On March 1, 2000, the Company executed a month-to-month agreement to sub-lease office space and share office equipment and a bookkeeper’s time for $900 a month from R. D. Garwood, Inc. (“Garwood”). The Company’s President/Treasurer/Secretary is the Chief Financial Officer of Garwood. Effective June 1, 2013, due to the financial status of the Company, R.D. Garwood, Inc. began providing the aforementioned services at no charge to the Company. The Company’s expense for these shared facilities and bookkeeping services was $8,100 and $10,800 for the years ended August 31, 2013 and 2012, respectively.

 

On July 24, 2013, $21,600 of accrued office sharing expenses and $52,500 of accrued officer’s salary were converted into an aggregate of 1,482,000 common shares at the rate of $0.05 per common share (See Note 5).

 

As of August 31, 2012, accounts payable and accrued expenses include $13,500 for rent and $30,000 for officer’s salary.

 

During the year ended August 31, 2012, the Company paid $2,000 to Donehew Capital, LLC for income tax preparation.
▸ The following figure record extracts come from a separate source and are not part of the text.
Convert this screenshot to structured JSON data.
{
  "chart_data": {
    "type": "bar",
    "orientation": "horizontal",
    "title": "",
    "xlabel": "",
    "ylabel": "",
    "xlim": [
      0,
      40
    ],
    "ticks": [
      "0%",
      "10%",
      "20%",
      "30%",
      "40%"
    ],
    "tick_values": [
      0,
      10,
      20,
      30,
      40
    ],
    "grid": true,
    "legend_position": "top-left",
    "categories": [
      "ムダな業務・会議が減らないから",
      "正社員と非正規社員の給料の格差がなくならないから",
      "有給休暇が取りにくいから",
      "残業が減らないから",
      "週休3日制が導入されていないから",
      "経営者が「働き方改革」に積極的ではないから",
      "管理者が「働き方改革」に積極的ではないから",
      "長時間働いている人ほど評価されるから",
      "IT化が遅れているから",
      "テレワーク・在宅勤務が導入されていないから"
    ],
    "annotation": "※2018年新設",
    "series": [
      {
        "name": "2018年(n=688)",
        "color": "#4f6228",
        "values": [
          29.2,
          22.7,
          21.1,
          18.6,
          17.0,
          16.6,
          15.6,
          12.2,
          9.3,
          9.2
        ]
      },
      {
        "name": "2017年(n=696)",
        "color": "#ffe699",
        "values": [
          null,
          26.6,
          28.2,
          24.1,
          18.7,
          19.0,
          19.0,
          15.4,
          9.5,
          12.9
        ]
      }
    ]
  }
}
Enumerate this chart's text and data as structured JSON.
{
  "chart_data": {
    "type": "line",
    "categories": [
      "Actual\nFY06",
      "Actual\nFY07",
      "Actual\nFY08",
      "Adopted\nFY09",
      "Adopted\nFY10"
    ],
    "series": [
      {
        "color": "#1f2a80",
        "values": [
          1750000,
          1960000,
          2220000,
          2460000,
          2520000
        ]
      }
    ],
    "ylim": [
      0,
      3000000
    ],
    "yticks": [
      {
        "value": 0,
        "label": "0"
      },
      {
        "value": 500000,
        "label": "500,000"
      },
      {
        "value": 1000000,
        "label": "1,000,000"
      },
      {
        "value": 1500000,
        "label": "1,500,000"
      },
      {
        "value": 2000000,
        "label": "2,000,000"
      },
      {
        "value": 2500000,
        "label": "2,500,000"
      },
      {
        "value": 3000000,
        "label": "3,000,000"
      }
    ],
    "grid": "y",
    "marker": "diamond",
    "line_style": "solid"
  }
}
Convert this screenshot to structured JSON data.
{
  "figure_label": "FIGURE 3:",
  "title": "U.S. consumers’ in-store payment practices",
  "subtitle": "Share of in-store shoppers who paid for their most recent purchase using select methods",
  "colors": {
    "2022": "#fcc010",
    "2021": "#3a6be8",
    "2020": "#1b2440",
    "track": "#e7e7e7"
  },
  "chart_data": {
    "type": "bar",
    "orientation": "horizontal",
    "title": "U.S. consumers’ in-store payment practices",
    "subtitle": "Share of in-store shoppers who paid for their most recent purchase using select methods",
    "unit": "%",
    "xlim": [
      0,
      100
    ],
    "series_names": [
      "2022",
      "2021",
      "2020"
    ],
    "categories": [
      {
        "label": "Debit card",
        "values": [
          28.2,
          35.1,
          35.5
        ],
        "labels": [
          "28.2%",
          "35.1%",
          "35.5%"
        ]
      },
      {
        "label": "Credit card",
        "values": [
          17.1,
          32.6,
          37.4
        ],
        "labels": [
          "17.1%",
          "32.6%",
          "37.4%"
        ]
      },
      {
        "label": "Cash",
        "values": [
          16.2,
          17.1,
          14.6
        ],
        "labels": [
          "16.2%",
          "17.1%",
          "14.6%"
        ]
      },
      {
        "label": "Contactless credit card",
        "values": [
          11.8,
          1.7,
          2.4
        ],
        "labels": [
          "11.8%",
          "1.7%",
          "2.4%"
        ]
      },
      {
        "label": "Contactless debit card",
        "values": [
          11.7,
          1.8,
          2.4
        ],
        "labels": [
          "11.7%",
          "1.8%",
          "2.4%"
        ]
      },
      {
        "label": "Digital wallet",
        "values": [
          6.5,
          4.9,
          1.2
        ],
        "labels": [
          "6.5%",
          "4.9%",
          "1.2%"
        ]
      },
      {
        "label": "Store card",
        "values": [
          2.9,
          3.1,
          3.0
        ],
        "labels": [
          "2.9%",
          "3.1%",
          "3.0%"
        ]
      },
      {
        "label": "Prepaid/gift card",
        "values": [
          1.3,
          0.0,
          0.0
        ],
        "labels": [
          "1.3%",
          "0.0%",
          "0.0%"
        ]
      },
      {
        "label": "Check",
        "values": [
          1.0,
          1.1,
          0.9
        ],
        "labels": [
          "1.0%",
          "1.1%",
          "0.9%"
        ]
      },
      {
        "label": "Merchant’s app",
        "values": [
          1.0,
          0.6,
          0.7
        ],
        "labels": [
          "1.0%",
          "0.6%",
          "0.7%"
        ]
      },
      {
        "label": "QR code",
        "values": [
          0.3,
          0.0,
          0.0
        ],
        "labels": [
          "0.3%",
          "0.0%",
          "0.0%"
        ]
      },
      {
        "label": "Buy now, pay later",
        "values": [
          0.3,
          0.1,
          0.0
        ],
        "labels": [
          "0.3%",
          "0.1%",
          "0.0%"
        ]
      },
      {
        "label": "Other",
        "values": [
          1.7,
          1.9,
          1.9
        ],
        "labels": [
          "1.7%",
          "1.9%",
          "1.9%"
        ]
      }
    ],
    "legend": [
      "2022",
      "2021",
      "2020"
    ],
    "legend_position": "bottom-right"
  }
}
The Company’s President/Treasurer/Secretary is the CEO of Donehew Capital, LLC.

 

On January 18, 2013, the Company’s chief executive officer (“CEO”) loaned the Company $10,000 and received a convertible promissory note due January 18, 2015. The note bears interest at a variable rate of 2% plus the “Base Rate” (the greater of (i) the rate in the Wall Street Journal for notes maturing in three months after issuance and (ii) the prime rate in the Wall Street Journal). The overall interest rate through July 24, 2013 (the settlement date) was 5.25%. The note is convertible into common shares of the Company at the rate of $0.07 per share. The Company evaluated the convertible note and determined that, for the embedded conversion option, there was no beneficial conversion value to record as the conversion price was the same as the fair market value of the common shares on the note issue date. On July 24, 2013, the convertible note payable was converted into 142,857 common shares (See Notes 4 and 5).

 

On May 2, 2013, the Company’s chief executive officer (“CEO”) loaned the Company $4,100 and received a convertible promissory note due May 2, 2015. The note bears interest at a variable rate of 2% plus the “Base Rate” (the greater of (i) the rate in the Wall Street Journal for notes maturing in three months after issuance and (ii) the prime rate in the Wall Street Journal). The overall interest rate through July 24, 2013 (the settlement date) was 5.25%. The note is convertible into common shares of the Company at the rate of $0.07 per share. The Company evaluated the convertible note and determined that, for the embedded conversion option, there was no beneficial conversion value to record as the conversion price was the same as the fair market value of the common shares on the note issue date. On July 24, 2013, the convertible note payable was converted into 58,571 common shares (See Note 4 and 5).

 

During the year ended August 31, 2013, interest expense of $318 was recognized on notes payable to related parties. During the year ended August 31, 2013, $318 of accrued interest was repaid to related parties (See Note 4).